Sterling’s president, Sam Ewing, was struck by another finding in the survey results. “Employees wanted a greater sense of belonging to something larger than the store in which they worked,” he said. He decided to embark on a journey “to create culture of engagement” on the belief that alignment to the brand promise would benefit employees and grow the business.
Ewing sequestered his top lieutenants in a remote area of southern Minnesota for a leadership retreat (in the middle of February, no less) to instill in his leaders an awareness of communication behaviors, or a “common language,” among them. He turned to SOCIAL STYLE, regarded as the world’s most effective interpersonal skills model, as the lynchpin to implementing its new strategy.
Ewing hired The People Difference, a TRACOM associate, to conduct the training. The leaders took the online self-perception survey before the retreat to learn how they viewed their individual styles and versatility. During the retreat, they learned how to apply this neuroscience-based model to drive higher performance and lead more engaged teams.
Following a productive two days, the leaders went back to work. And work they did. In concert with other engagement strategies—mandated quarterly meetings with employees, new interview and review processes among other engagement tools—the leaders used their newly formed understanding of their behaviors to alter how they coached employees and dealt with customers. Momentum was beginning to build.
Fast-forward a year, to the second Sterling leadership retreat.

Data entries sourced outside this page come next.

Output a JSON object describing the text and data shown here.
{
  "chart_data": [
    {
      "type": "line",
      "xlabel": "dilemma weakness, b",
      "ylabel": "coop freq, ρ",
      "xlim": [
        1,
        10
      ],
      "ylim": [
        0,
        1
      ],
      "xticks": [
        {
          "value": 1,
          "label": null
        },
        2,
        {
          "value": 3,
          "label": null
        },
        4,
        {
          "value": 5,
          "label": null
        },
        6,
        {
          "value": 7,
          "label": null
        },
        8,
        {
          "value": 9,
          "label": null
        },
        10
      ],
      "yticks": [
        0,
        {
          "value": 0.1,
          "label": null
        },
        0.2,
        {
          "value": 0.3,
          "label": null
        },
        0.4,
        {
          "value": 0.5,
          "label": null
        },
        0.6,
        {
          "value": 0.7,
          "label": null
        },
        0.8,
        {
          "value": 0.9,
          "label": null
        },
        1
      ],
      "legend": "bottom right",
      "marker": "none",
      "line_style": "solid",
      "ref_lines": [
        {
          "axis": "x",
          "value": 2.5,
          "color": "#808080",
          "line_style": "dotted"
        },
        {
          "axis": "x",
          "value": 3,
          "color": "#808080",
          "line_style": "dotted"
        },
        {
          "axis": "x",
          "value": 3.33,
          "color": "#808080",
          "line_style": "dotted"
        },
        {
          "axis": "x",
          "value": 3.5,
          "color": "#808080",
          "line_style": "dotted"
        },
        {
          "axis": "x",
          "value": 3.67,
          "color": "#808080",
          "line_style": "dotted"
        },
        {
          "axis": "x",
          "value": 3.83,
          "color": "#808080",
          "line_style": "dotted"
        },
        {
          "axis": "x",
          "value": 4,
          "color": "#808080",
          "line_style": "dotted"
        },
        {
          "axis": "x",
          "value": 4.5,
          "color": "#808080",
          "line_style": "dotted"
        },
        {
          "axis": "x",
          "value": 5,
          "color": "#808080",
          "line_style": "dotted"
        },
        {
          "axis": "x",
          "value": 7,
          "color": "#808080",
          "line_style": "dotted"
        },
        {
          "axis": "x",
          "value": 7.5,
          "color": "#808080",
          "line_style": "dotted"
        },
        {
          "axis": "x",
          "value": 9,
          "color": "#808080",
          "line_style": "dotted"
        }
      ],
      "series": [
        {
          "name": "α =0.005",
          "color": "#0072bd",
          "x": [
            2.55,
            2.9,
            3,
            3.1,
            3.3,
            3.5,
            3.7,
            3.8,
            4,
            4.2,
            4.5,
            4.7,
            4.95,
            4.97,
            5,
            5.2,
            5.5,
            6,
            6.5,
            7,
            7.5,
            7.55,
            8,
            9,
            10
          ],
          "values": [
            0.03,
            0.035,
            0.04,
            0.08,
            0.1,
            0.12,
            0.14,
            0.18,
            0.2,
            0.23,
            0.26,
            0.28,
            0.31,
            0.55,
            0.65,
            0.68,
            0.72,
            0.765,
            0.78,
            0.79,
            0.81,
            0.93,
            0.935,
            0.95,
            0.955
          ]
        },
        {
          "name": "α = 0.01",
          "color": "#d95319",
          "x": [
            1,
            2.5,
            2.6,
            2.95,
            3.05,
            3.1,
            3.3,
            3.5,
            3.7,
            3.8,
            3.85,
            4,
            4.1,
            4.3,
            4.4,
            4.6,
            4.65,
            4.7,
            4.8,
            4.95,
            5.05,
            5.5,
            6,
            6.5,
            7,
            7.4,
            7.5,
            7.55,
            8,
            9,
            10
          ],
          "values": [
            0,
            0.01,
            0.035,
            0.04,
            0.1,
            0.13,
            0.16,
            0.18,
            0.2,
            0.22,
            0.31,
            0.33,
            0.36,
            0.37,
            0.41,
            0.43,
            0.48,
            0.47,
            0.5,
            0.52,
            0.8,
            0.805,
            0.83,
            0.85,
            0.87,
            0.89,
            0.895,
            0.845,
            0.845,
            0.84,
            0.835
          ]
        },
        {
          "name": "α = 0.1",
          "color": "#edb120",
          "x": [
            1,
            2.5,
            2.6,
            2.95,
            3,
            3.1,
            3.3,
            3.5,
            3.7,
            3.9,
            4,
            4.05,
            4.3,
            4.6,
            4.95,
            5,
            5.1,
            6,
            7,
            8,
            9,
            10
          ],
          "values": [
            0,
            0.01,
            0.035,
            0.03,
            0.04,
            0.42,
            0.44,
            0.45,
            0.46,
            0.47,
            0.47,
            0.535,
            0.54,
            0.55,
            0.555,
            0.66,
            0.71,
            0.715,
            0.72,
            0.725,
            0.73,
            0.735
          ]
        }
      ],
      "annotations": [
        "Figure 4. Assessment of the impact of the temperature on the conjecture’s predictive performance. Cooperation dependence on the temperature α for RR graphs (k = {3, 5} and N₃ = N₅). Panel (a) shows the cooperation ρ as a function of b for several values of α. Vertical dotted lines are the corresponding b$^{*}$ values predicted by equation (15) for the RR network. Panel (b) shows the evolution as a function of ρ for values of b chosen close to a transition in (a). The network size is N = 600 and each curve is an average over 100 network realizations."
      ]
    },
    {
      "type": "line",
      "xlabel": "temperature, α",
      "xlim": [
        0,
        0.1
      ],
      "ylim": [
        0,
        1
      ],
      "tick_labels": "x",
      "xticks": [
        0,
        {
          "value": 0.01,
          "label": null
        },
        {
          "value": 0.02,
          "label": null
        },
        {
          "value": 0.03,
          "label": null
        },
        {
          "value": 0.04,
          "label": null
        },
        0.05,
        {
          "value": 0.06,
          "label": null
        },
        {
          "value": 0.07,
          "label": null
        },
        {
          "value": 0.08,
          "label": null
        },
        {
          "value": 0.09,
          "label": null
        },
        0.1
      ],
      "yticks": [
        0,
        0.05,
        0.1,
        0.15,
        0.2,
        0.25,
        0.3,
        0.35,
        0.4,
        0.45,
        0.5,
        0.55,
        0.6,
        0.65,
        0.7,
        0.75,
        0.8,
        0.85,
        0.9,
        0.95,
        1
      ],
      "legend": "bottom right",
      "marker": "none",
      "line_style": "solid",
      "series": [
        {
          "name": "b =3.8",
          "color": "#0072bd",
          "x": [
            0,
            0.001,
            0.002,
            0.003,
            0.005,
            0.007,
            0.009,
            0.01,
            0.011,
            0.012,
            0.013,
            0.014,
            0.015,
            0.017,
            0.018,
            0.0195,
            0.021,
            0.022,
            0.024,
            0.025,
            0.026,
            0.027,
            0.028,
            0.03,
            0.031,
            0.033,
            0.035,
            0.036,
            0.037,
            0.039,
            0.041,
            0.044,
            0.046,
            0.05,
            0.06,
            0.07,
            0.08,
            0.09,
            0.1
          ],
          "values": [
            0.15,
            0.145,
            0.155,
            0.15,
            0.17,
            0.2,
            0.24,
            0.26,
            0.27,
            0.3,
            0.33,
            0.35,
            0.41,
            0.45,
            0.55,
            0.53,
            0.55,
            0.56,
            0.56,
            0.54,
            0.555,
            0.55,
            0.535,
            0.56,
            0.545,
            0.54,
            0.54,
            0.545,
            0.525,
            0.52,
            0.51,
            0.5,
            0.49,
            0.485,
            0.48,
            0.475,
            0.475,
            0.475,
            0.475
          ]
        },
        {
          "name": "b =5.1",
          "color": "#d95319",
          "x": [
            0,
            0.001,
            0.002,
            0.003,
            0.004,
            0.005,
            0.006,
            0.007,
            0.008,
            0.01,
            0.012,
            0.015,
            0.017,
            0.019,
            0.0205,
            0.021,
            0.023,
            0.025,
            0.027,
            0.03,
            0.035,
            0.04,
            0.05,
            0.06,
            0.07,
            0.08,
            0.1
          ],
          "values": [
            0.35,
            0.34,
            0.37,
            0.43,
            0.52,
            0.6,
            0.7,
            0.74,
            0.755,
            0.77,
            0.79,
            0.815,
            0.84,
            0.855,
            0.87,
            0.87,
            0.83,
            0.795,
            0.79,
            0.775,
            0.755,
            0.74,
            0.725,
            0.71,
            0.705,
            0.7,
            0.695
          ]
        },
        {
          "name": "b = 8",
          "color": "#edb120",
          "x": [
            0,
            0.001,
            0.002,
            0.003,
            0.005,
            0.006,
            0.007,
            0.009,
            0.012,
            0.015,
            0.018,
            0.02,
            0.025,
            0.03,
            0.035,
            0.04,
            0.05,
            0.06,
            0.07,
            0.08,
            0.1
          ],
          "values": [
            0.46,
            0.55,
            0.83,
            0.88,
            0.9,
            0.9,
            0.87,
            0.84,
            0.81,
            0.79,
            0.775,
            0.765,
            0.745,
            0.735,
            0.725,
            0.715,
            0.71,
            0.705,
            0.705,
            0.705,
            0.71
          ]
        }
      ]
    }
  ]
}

Yes, again in the woods in the middle of a Minnesota winter. (Ewing: “Fewer distractions.”) This time around, leaders wanted to know how others perceived their behavior, so they could use that feedback to communicate even more effectively with employees who may not share their preferred behavioral style.
The group took the next logical step by employing the managerial multi-rater version of SOCIAL STYLE and Versatility, to get an outside-in view of their behavior—a look in the mirror. This mirror comes courtesy of colleagues the leaders invited to take the survey on the their behalf. During the training, The People Difference consultant informed the leaders, “This feedback is a gift to you from your coworkers, who have these perceptions of you from working with you. But you may never have known what those perceptions are, if not for this assessment.” Leaders received individual profiles detailing the feedback—rather, gift—from colleagues, in many cases showing gaps between their perceptions of themselves and those of their survey responders.
The leadership team used the book The Versatility Factor, by John Myers and Henning Pfaffhausen, as their guide during the training. The application of SOCIAL STYLE and Versatility techniques helps leaders more effectively delegate, give corrective feedback, increase the productivity of direct reports as well as coach and mentor. It also helps leaders head off or resolve unnecessary conflict caused by “interpersonal friction.”
This kind of “versatile managing” helps increase support and respect from direct reports, who become more receptive to following you as a competent, trustworthy leader. The tools help improve any kind of business, social or personal relationships, independent from the cultural backgrounds of the people involved By the end of the retreat, there were a lot of dog-eared, highlighted pages in leaders’ copies of The Versatility Factor books.
“This is the closest thing there is to a ‘magic pill’ when it comes to interpersonal effectiveness,” one leader said following the retreat. “All it takes is learning the concepts, referring to the materials and tools I received, and then putting the applications into practice on a consistent basis.”
In mid-2017, Sterling conducted another employee satisfaction survey. The results are encouraging: * 87.9% of employees who answered the question, “How happy are you at work?” scored it a 7 or above on a 10-point scale. * 95.3% of respondents answered Yes to the question, “Would you to refer someone to work at Sterling?”
“There is no doubt in my mind that one of the reasons for the increased levels of engagement we are seeing is the fact managers are more aware of their own and others’ behavioral style,” Ewing said. “They are better able to communicate with their employees on an individual basis, and this has created better teams.” Sounds like just the right medicine for building an engaged culture.